Sustainability Series: Furnishing Your Home After a Renovation
Starting a home renovation is an opportunity to give your home a fresh start. Many homeowners take this chance to reevaluate their belongings that will transition into the new space including furniture, home decor, bedding, light fixtures, down to the paper towel holder. This week on the sustainability series, we’re talking about how to responsibly add new items to your home and find a new home for the old.
1. Audit and Declutter
When you start a renovation, you have to move everything out from the spaces being renovated. This is a fantastic time to go through everything you’ve accumulated over the years to decide whether to keep, donate or discard.
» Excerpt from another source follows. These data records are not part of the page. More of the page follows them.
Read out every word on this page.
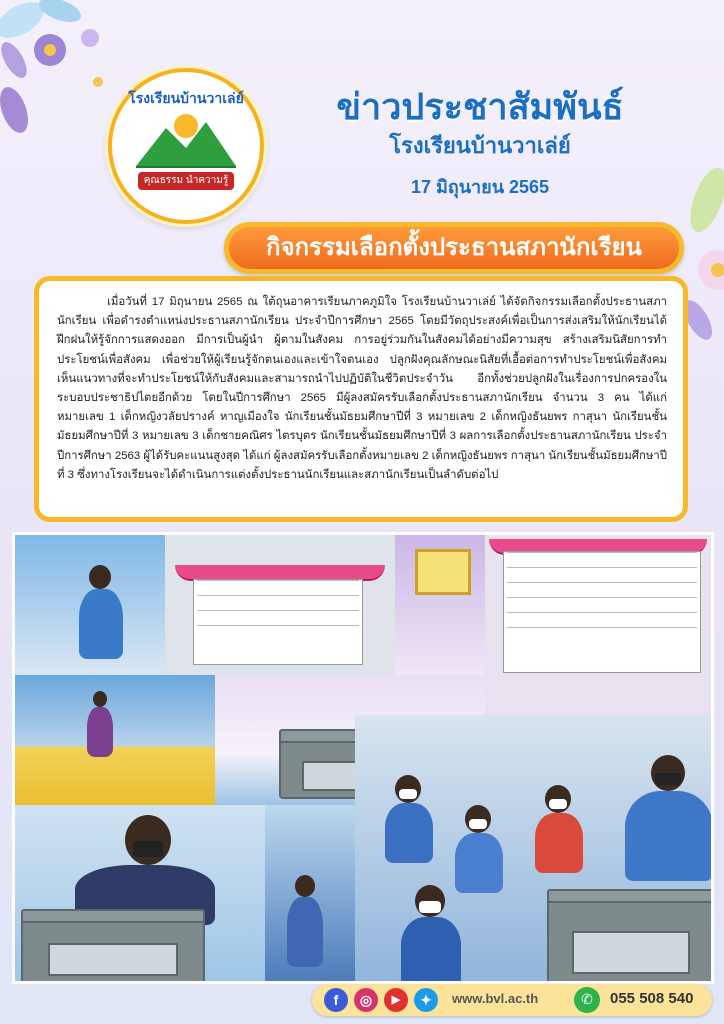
โรงเรียนบ้านวาเล่ย์
คุณธรรม นำความรู้
ข่าวประชาสัมพันธ์
โรงเรียนบ้านวาเล่ย์
17 มิถุนายน 2565
กิจกรรมเลือกตั้งประธานสภานักเรียน

เมื่อวันที่ 17 มิถุนายน 2565 ณ ใต้ถุนอาคารเรียนภาคภูมิใจ โรงเรียนบ้านวาเล่ย์ ได้จัดกิจกรรมเลือกตั้งประธานสภานักเรียน เพื่อดำรงตำแหน่งประธานสภานักเรียน ประจำปีการศึกษา 2565 โดยมีวัตถุประสงค์เพื่อเป็นการส่งเสริมให้นักเรียนได้ฝึกฝนให้รู้จักการแสดงออก มีการเป็นผู้นำ ผู้ตามในสังคม การอยู่ร่วมกันในสังคมได้อย่างมีความสุข สร้างเสริมนิสัยการทำประโยชน์เพื่อสังคม เพื่อช่วยให้ผู้เรียนรู้จักตนเองและเข้าใจตนเอง ปลูกฝังคุณลักษณะนิสัยที่เอื้อต่อการทำประโยชน์เพื่อสังคม เห็นแนวทางที่จะทำประโยชน์ให้กับสังคมและสามารถนำไปปฏิบัติในชีวิตประจำวัน อีกทั้งช่วยปลูกฝังในเรื่องการปกครองในระบอบประชาธิปไตยอีกด้วย โดยในปีการศึกษา 2565 มีผู้ลงสมัครรับเลือกตั้งประธานสภานักเรียน จำนวน 3 คน ได้แก่ หมายเลข 1 เด็กหญิงวลัยปรางค์ หาญเมืองใจ นักเรียนชั้นมัธยมศึกษาปีที่ 3 หมายเลข 2 เด็กหญิงธันยพร กาสุนา นักเรียนชั้นมัธยมศึกษาปีที่ 3 หมายเลข 3 เด็กชายคณิศร ไตรบุตร นักเรียนชั้นมัธยมศึกษาปีที่ 3 ผลการเลือกตั้งประธานสภานักเรียน ประจำปีการศึกษา 2563 ผู้ได้รับคะแนนสูงสุด ได้แก่ ผู้ลงสมัครรับเลือกตั้งหมายเลข 2 เด็กหญิงธันยพร กาสุนา นักเรียนชั้นมัธยมศึกษาปีที่ 3 ซึ่งทางโรงเรียนจะได้ดำเนินการแต่งตั้งประธานนักเรียนและสภานักเรียนเป็นลำดับต่อไป

f	◎	▶	✦	www.bvl.ac.th	✆	055 508 540
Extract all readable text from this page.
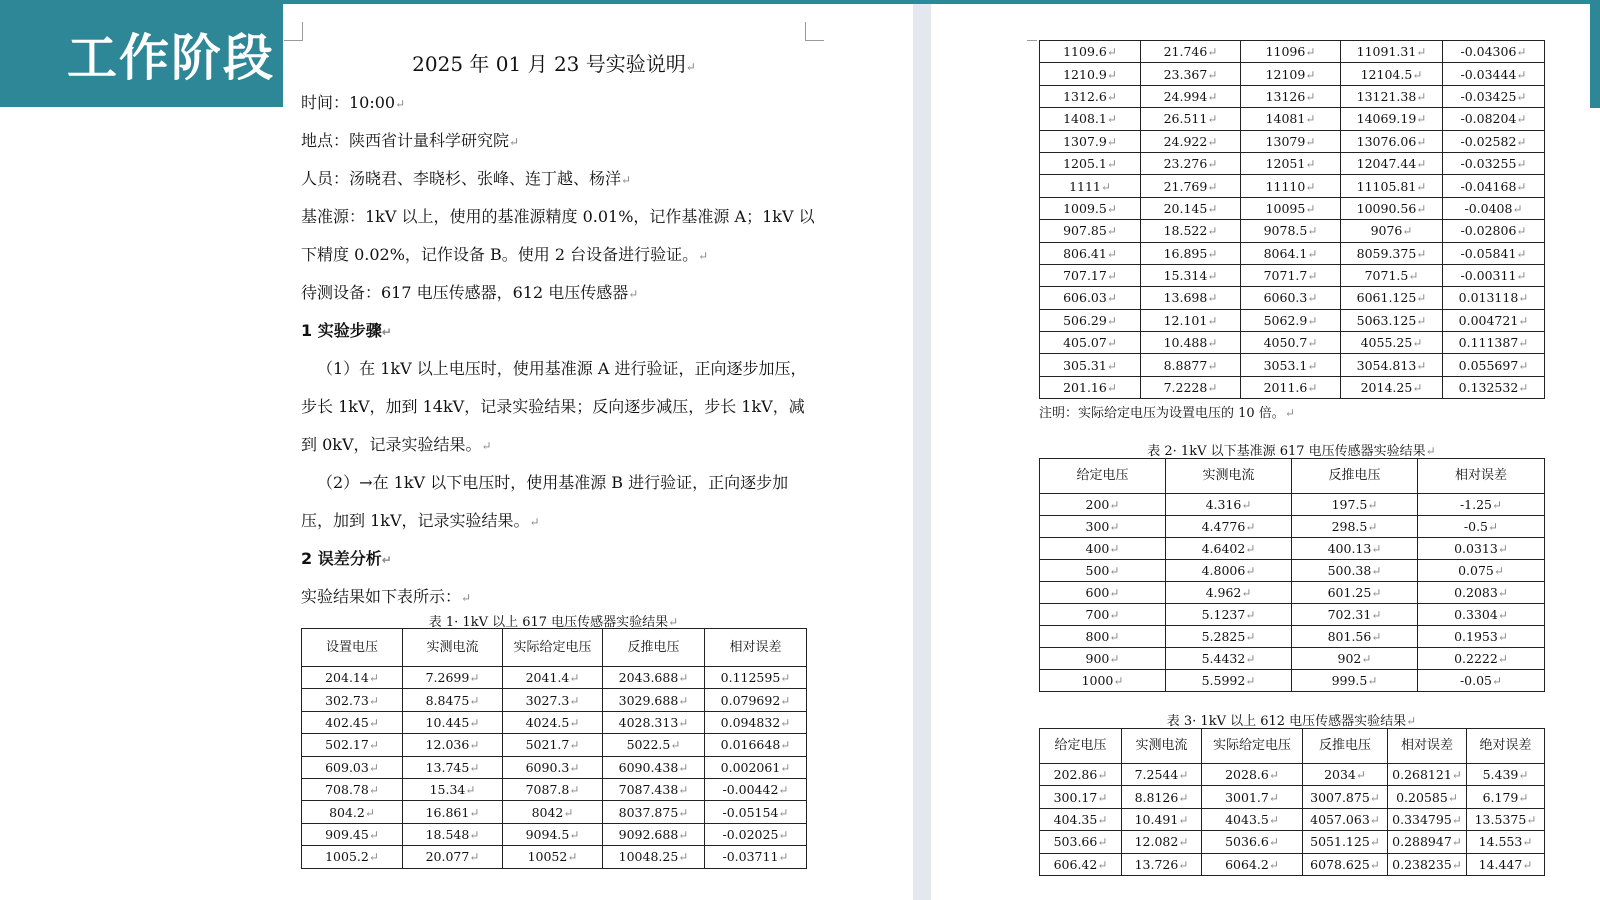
工作阶段	2025 年 01 月 23 号实验说明↵
时间：10:00↵
地点：陕西省计量科学研究院↵
人员：汤晓君、李晓杉、张峰、连丁越、杨洋↵
基准源：1kV 以上，使用的基准源精度 0.01%，记作基准源 A；1kV 以
下精度 0.02%，记作设备 B。使用 2 台设备进行验证。↵
待测设备：617 电压传感器，612 电压传感器↵
1 实验步骤↵
（1）在 1kV 以上电压时，使用基准源 A 进行验证，正向逐步加压，
步长 1kV，加到 14kV，记录实验结果；反向逐步减压，步长 1kV，减
到 0kV，记录实验结果。↵
（2）→在 1kV 以下电压时，使用基准源 B 进行验证，正向逐步加
压，加到 1kV，记录实验结果。↵
2 误差分析↵
实验结果如下表所示：↵
表 1· 1kV 以上 617 电压传感器实验结果↵
设置电压	实测电流	实际给定电压	反推电压	相对误差
204.14↵	7.2699↵	2041.4↵	2043.688↵	0.112595↵
302.73↵	8.8475↵	3027.3↵	3029.688↵	0.079692↵
402.45↵	10.445↵	4024.5↵	4028.313↵	0.094832↵
502.17↵	12.036↵	5021.7↵	5022.5↵	0.016648↵
609.03↵	13.745↵	6090.3↵	6090.438↵	0.002061↵
708.78↵	15.34↵	7087.8↵	7087.438↵	-0.00442↵
804.2↵	16.861↵	8042↵	8037.875↵	-0.05154↵
909.45↵	18.548↵	9094.5↵	9092.688↵	-0.02025↵
1005.2↵	20.077↵	10052↵	10048.25↵	-0.03711↵
1109.6↵	21.746↵	11096↵	11091.31↵	-0.04306↵
1210.9↵	23.367↵	12109↵	12104.5↵	-0.03444↵
1312.6↵	24.994↵	13126↵	13121.38↵	-0.03425↵
1408.1↵	26.511↵	14081↵	14069.19↵	-0.08204↵
1307.9↵	24.922↵	13079↵	13076.06↵	-0.02582↵
1205.1↵	23.276↵	12051↵	12047.44↵	-0.03255↵
1111↵	21.769↵	11110↵	11105.81↵	-0.04168↵
1009.5↵	20.145↵	10095↵	10090.56↵	-0.0408↵
907.85↵	18.522↵	9078.5↵	9076↵	-0.02806↵
806.41↵	16.895↵	8064.1↵	8059.375↵	-0.05841↵
707.17↵	15.314↵	7071.7↵	7071.5↵	-0.00311↵
606.03↵	13.698↵	6060.3↵	6061.125↵	0.013118↵
506.29↵	12.101↵	5062.9↵	5063.125↵	0.004721↵
405.07↵	10.488↵	4050.7↵	4055.25↵	0.111387↵
305.31↵	8.8877↵	3053.1↵	3054.813↵	0.055697↵
201.16↵	7.2228↵	2011.6↵	2014.25↵	0.132532↵
注明：实际给定电压为设置电压的 10 倍。↵
表 2· 1kV 以下基准源 617 电压传感器实验结果↵
给定电压	实测电流	反推电压	相对误差
200↵	4.316↵	197.5↵	-1.25↵
300↵	4.4776↵	298.5↵	-0.5↵
400↵	4.6402↵	400.13↵	0.0313↵
500↵	4.8006↵	500.38↵	0.075↵
600↵	4.962↵	601.25↵	0.2083↵
700↵	5.1237↵	702.31↵	0.3304↵
800↵	5.2825↵	801.56↵	0.1953↵
900↵	5.4432↵	902↵	0.2222↵
1000↵	5.5992↵	999.5↵	-0.05↵
表 3· 1kV 以上 612 电压传感器实验结果↵
给定电压	实测电流	实际给定电压	反推电压	相对误差	绝对误差
202.86↵	7.2544↵	2028.6↵	2034↵	0.268121↵	5.439↵
300.17↵	8.8126↵	3001.7↵	3007.875↵	0.20585↵	6.179↵
404.35↵	10.491↵	4043.5↵	4057.063↵	0.334795↵	13.5375↵
503.66↵	12.082↵	5036.6↵	5051.125↵	0.288947↵	14.553↵
606.42↵	13.726↵	6064.2↵	6078.625↵	0.238235↵	14.447↵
What items are in good condition and can be used in your home after the renovation? What do you have too many duplicates of or don’t use anymore that can be used by someone else?
2. Donate or Sell
Donating items that no longer have a purpose in your home is the responsible choice as opposed to tossing it in a landfill, but requires a little extra effort. Cabinetry, appliances, furniture and decor, electronics, kitchenware, etc. can all be used by someone. Twin Cities Habitat for Humanity has a wonderful guide and information about what and where to donate your belongings. If your items are in great condition but won’t fit your new space, post on websites like Facebook Marketplace or bring to a consignment shop near you. This effort keeps items out of landfills, gives them a second (or third, fourth) life, and helps someone who has a need for that item.
3. Keep it Minimialist
When we move into a new space or renovate an existing one, it’s hard to resist the urge to buy, buy, buy. A home-style takes time. Slowly live in the space a while to determine what kind of furniture you really need for functionality. Can you “shop” from other rooms in your home? An important thing to remember is that not every inch needs to be filled with furniture or decor. Practice minimalism for a fresh, clean home, like in the Frontenac Project.
4. Create Organization Systems
An organized home is a happy home… some would say. When items have a “home,” it is much easier to stay organized, makes cleaning easier, and prevents buying items you already have. It keeps everyone in the family on the same page about where things go when it’s time to be put away. When planning your home renovation, think about what organization systems you will incorporate. One of the perks of having our custom cabinetry shop is that we can plan where everything will live in your kitchen and bathrooms. In relation to sustainability, this step will help prevent waste. In the Arden Avenue project, this pantry allows the homeowners to see everything in a quick glance to know what to add to their shopping list. Ah… the organizational beauty Style + Dwell helped us within this pantry project is eye candy.
5. Purchase Smart
We will have a post in the coming weeks going more in-depth about what to look for when purchasing sustainable furniture, but here are a few quick tips. Ask, “what’s it made of?” Opt for furnishings made using natural materials and void of flame retardant chemicals and fluorinated stain treatments. Choose furniture made of natural materials, such as solid hardwood, and natural fibers, such as wool, cotton, etc. Research the company’s business structure, certifications, where their products are made (United States), and their sustainability initiatives. A company’s sustainability initiatives should be proudly displayed on its home page and menu. Support local businesses by shopping small. Up-cycle and refinish furniture or buy antique pieces to give them another chapter in their life.
Bringing in new furnishings and decor is an exciting way to polish off your home renovation. Consider the planet and how to make smart decisions when you refurnish and put everything back in its “home.”